Pick protocols, not frameworks
If I were advising a platform engineering team today, and I do, here is what I would say.
First, bet on protocols, not frameworks. Design your tool integrations around MCP from day one. Adopt A2A for inter-agent communication. This is your hedge against framework churn, and there will be churn.
Second, invest in evaluation and observability independently of your framework choice. This layer outlasts any framework. Pick tooling that works across frameworks, not tooling that locks you into one.
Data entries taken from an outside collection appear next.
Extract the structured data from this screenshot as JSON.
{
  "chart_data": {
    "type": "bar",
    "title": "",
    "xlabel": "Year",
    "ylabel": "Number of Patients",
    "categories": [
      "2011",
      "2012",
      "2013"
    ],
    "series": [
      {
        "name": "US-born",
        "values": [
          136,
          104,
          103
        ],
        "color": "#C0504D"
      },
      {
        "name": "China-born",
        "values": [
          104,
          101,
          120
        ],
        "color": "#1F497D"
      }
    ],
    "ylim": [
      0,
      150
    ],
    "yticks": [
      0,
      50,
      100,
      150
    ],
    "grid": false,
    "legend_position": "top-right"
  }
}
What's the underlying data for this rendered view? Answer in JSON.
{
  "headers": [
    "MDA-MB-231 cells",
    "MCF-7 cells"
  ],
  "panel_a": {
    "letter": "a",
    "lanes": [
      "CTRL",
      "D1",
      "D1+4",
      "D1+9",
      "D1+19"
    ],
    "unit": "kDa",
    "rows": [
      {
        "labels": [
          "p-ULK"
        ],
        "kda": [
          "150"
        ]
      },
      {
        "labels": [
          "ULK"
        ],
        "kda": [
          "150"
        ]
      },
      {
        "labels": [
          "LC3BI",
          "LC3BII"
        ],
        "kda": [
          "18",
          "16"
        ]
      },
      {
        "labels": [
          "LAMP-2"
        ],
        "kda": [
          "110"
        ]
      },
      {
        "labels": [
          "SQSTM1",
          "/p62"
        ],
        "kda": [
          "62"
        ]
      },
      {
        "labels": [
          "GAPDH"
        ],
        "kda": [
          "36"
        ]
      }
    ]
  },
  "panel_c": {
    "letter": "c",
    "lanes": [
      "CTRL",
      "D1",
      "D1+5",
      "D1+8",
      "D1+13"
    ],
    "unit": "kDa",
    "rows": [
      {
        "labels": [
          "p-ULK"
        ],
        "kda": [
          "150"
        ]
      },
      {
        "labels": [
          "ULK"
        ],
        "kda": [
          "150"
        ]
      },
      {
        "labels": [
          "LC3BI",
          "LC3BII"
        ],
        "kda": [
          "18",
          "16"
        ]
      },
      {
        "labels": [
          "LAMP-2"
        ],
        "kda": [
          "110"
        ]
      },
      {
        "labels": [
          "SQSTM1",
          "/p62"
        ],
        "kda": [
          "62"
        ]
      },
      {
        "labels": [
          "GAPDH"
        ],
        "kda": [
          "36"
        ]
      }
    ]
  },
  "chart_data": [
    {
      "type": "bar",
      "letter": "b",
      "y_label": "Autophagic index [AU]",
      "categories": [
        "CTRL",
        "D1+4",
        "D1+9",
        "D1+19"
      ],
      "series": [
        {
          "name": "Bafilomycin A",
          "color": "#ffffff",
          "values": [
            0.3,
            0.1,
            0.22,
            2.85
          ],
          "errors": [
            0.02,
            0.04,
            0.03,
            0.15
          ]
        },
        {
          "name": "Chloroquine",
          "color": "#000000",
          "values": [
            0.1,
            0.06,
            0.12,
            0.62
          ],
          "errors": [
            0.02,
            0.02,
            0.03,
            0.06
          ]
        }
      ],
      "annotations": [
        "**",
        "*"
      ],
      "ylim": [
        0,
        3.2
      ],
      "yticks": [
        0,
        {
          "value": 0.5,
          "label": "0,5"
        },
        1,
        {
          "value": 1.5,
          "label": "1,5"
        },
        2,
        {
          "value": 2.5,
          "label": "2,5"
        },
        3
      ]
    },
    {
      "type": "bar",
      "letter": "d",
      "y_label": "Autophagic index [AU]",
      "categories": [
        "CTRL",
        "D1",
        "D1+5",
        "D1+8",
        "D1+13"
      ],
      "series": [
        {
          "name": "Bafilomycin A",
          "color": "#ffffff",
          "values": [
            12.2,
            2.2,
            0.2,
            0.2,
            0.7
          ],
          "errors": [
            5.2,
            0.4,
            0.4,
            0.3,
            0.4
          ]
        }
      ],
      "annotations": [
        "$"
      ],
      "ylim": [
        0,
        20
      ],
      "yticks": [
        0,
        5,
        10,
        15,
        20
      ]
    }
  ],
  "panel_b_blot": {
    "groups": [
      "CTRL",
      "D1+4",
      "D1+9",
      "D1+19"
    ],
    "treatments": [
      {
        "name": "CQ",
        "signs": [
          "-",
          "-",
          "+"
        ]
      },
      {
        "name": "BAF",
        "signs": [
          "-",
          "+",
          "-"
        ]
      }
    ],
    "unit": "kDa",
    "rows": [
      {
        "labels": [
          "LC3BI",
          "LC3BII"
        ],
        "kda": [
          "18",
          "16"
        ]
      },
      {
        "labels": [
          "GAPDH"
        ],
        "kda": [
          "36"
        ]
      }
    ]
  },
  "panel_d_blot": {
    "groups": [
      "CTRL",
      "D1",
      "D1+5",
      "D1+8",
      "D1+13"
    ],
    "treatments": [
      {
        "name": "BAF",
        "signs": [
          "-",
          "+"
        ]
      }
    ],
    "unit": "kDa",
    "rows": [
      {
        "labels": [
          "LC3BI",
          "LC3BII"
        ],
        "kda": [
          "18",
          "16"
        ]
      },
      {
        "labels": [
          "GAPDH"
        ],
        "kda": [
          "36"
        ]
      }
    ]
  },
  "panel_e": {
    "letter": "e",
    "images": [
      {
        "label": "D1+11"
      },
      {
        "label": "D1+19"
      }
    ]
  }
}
Third, if you are already deep in a hyperscaler, use their SDK. The co-design between Strands and Bedrock, or ADK and Vertex, is a real engineering advantage. Do not fight that gravity. It is not worth the friction.
The container wars taught us that ecosystems, not features, win infrastructure battles. The agent framework shakeout will teach us whether that lesson still holds when the workloads themselves are as diverse as the intelligence running them.